Были здесь и представители доминионов, тоже в темных пальто. Дэвид узнал нескольких верховных комиссаров, с которыми сталкивался по работе, – например, коренастого и хмурого Форстера из Южной Африки. Позади них стояли послы других стран, сражавшихся в Великой войне: Роммель из Германии, зять Муссолини Чиано, дипломаты из Франции и Японии, Джо Кеннеди из США. А вот представителя России не было: как союзница Германии, Британия все еще официально находилась в состоянии войны с Советским Союзом, хотя не имела возможности отправить свои войска в гигантскую мясорубку под названием «советско-германская война», которая продолжалась уже одиннадцать лет на фронте протяженностью в тысячу двести миль.

Чуть поодаль группа людей окружала телекамеру для внестудийного вещания – здоровенную приземистую штуковину с тянувшимися из нее толстыми проводами, с надписью «Би-би-си» на боку. Рядом с ней виднелась дородная фигура Ричарда Димблби, что-то говорившего в микрофон, хотя Дэвид находился слишком далеко, чтобы расслышать слова.
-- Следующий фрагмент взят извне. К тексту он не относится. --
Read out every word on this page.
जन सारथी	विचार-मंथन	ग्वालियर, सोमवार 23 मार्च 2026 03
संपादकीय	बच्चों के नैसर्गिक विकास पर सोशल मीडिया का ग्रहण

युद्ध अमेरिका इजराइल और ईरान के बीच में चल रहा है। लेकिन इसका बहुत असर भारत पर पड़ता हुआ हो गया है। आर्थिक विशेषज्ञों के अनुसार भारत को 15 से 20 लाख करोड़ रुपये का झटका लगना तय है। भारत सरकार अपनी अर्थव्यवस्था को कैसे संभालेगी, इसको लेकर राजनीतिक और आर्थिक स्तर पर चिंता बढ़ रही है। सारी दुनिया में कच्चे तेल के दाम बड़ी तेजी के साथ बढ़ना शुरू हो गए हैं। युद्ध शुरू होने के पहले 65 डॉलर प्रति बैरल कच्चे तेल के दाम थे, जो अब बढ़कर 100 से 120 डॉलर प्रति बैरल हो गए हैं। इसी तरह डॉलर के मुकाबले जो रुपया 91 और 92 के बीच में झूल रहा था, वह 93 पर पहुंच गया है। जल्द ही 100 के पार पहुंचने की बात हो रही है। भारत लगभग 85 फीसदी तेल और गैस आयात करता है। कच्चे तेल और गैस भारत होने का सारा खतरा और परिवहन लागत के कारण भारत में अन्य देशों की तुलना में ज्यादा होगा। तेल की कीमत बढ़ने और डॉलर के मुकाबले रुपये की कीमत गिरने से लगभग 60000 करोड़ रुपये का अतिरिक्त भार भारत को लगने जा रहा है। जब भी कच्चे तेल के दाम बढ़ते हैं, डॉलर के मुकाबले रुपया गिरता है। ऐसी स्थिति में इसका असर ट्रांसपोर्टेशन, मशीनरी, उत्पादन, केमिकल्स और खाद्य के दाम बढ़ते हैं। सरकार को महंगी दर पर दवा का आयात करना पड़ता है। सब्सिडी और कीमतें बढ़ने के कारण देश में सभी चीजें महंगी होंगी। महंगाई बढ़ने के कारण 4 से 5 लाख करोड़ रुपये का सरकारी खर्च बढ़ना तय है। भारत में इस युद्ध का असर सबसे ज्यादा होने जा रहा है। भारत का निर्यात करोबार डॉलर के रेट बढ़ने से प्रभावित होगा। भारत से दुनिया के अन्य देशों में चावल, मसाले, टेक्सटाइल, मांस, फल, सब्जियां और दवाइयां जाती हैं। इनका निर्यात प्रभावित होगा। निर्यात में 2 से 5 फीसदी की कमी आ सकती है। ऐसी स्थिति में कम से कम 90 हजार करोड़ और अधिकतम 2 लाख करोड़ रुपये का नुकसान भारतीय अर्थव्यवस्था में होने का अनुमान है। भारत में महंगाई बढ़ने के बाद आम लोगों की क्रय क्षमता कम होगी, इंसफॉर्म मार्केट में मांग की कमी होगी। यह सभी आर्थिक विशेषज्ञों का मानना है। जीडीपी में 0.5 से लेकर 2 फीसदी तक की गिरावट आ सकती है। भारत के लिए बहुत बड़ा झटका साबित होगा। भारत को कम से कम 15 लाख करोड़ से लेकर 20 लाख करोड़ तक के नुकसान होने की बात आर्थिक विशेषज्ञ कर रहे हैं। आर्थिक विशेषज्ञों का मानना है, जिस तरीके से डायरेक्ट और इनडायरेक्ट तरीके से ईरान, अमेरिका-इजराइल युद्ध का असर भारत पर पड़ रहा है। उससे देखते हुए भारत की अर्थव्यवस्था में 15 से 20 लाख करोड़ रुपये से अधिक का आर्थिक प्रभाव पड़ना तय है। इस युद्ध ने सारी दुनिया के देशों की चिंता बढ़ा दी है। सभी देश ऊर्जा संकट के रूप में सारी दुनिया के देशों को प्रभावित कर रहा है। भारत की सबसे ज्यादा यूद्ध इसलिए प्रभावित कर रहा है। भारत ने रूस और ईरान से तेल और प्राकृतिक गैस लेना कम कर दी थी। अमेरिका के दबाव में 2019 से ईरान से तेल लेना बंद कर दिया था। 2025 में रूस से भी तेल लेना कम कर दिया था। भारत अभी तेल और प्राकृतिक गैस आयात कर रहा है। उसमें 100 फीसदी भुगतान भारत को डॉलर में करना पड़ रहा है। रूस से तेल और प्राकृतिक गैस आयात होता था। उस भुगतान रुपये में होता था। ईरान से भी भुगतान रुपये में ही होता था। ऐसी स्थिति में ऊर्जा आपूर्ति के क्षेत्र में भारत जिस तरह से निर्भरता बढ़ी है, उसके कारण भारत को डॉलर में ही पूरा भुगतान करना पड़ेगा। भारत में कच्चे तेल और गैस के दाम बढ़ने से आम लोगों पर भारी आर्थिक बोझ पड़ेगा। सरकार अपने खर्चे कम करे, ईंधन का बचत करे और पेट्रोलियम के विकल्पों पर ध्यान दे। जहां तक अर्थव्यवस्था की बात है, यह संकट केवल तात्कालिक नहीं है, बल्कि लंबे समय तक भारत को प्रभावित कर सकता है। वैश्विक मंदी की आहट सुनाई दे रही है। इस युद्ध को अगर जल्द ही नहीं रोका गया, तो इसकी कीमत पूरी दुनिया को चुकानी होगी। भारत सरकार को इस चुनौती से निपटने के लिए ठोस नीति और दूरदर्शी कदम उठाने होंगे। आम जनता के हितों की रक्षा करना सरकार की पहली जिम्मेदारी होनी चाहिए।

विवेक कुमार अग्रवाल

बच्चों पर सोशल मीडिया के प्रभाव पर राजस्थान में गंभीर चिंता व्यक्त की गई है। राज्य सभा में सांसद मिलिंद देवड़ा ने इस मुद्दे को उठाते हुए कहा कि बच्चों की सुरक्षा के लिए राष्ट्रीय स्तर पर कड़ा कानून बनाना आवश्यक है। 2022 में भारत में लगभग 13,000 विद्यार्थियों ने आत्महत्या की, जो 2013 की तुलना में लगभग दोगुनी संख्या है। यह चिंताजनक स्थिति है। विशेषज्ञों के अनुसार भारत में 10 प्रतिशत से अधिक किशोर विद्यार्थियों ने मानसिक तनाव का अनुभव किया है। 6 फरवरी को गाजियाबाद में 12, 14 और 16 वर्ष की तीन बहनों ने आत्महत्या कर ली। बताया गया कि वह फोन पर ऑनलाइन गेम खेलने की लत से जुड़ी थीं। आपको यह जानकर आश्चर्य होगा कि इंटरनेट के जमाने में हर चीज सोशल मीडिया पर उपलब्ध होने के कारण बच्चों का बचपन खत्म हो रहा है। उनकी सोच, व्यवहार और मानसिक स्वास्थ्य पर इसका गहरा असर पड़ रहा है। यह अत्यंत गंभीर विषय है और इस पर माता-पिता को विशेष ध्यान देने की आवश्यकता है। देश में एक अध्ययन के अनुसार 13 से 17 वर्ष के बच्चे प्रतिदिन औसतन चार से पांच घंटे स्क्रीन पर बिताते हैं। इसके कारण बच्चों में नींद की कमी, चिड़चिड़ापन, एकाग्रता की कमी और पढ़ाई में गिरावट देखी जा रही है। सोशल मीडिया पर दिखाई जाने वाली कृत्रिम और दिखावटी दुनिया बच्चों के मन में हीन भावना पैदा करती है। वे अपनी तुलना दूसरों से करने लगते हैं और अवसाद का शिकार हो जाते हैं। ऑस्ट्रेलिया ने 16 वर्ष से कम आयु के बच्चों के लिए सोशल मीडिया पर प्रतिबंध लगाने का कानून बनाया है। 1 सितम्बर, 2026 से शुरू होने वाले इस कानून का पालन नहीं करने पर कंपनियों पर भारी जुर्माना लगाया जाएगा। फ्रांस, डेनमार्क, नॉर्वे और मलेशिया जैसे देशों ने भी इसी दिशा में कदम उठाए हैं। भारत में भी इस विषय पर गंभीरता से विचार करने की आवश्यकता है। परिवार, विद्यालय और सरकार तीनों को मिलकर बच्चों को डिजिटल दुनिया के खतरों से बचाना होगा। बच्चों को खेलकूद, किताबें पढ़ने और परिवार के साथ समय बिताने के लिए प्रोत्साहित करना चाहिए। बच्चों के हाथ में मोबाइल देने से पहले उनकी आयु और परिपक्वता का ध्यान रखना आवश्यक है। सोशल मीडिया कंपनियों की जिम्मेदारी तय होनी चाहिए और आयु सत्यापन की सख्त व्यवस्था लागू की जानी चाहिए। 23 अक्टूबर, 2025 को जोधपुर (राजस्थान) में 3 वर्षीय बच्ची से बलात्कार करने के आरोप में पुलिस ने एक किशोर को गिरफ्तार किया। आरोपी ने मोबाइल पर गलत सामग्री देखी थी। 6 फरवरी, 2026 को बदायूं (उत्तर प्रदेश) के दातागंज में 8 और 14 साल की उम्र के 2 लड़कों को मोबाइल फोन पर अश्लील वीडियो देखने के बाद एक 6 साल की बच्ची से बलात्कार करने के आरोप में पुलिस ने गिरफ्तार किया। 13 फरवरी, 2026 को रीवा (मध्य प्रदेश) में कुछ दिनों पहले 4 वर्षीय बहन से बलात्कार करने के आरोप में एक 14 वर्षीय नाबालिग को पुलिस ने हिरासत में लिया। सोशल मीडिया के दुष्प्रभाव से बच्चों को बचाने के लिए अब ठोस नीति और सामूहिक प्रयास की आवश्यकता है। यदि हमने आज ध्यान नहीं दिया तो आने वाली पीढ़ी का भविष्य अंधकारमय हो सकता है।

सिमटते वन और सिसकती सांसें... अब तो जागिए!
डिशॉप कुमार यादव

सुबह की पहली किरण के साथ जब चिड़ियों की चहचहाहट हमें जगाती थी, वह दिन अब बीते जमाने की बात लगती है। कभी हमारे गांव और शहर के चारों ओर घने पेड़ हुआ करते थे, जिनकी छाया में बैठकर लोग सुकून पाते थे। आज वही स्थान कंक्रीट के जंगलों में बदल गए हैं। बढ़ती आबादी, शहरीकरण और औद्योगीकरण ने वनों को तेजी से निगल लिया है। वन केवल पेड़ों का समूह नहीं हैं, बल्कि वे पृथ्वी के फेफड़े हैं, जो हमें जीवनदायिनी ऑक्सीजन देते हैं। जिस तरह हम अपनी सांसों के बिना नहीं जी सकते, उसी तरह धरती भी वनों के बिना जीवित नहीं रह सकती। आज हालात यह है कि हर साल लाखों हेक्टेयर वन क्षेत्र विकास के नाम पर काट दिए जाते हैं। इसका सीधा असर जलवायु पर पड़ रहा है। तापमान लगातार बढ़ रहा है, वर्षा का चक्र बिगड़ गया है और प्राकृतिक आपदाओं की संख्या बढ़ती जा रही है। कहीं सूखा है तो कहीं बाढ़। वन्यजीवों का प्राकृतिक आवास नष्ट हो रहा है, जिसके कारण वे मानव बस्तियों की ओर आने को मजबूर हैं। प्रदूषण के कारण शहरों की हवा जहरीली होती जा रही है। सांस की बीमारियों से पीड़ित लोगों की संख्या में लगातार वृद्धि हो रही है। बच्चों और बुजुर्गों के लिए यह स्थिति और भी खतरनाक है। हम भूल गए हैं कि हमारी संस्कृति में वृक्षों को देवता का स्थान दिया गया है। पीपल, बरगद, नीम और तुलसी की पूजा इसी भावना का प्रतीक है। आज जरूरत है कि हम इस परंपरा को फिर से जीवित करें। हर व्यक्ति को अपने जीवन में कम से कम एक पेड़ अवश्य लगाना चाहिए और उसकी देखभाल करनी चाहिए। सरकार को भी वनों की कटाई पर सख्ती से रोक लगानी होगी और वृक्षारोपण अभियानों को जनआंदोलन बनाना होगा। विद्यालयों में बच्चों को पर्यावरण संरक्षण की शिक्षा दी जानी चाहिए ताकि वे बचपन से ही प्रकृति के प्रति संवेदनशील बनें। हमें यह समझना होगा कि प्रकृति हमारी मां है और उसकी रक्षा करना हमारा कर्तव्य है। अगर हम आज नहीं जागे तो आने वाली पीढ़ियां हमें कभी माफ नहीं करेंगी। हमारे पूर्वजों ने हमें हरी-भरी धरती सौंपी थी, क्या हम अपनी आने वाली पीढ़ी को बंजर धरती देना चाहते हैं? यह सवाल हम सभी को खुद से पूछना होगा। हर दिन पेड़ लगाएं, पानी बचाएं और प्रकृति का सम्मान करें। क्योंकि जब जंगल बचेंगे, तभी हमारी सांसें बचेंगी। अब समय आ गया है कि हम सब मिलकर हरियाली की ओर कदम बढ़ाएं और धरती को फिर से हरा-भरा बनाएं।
Сара поежилась и потерла ладони, обтянутые перчатками.

– Черт, как холодно. Бедный папа промерзнет до костей, дожидаясь начала марша. – Она посмотрела на Кенотаф, голый белый мемориал. – Господи, как все печально.

– Ну, мы хотя бы знаем, что войны с Германией никогда больше не будет, – сказала Айрин.

– Глядите, вот она, – проговорила Бетти сдавленным от благоговения голосом.

Из Министерства внутренних дел вышла королева. Сопровождаемая королевой-матерью, бабушкой, старой королевой Марией, и несшими венки придворными, она встала перед архиепископом. Милое молодое личико плохо сочеталось с черным одеянием. То было одно из немногих ее появлений на публике с тех пор, как умер ее отец – в этом же году. Дэвиду показалось, что королева выглядит усталой и испуганной. Глядя на нее, он вспомнил лицо покойного Георга VI в 1940 году, когда тот ехал по Уайтхоллу в открытой машине рядом с Адольфом Гитлером. Это было во время официального визита фюрера после подписания Берлинского мирного договора. Дэвид тогда поправлялся после полученного в Норвегии обморожения и смотрел церемонию по телевизору: его купил отец, когда Би-би-си возобновила трансляцию, одним из первых на улице. Гитлер, похоже, был на седьмом небе: сияющий, раскрасневшийся, розовощекий. Его мечта о союзе с арийской Британией наконец-то сбылась. Он улыбался и махал молчаливой толпе, король же сидел с застывшим лицом, лишь иногда вскидывая руку, и отклонялся в противоположную сторону. Некоторое время спустя отец Дэвида сказал, что с него хватит, и перебрался к своему брату в Новую Зеландию. Дэвид тоже уехал бы, если бы знал, как все обернется, послав к чертям государственную службу. Слава богу, подумал Дэвид с чувством, что мать не дожила до всего этого.

Сара глядела на королеву.

– Бедная женщина, – сказала она.

Дэвид покосился на нее.

– Зря она позволила сделать из себя марионетку, – проговорил он едва слышно.

– Разве у нее был выбор?

Дэвид не ответил.

Люди в толпе поглядывали на часы, а когда Биг-Бен начал отбивать одиннадцать ударов, разнесшихся по Вестминстеру, все замолчали, сняли шляпы и шапки. Затем, оглушительно громко среди безмолвия, выстрелила большая пушка, отмечая тот миг, когда в 1918 году смолкли орудия. Все склонили голову в двухминутном молчании, вспоминая о страшной цене, уплаченной Британией за победу в Великой войне, или, как Дэвид, за поражение сорокового года. Две минуты спустя полевая пушка на плацу Конной гвардии выстрелила снова, обозначив конец паузы. Горнист затрубил отбой, похоронный сигнал звучал невыразимо тоскливо и печально. Люди слушали молча, подставив обнаженные головы холоду, лишь изредка раздавался чей-нибудь сдавленный кашель. Всякий раз, присутствуя на церемонии, Дэвид удивлялся, как никто в толпе не расплачется или, памятуя о недавнем прошлом, не упадет с воем на землю.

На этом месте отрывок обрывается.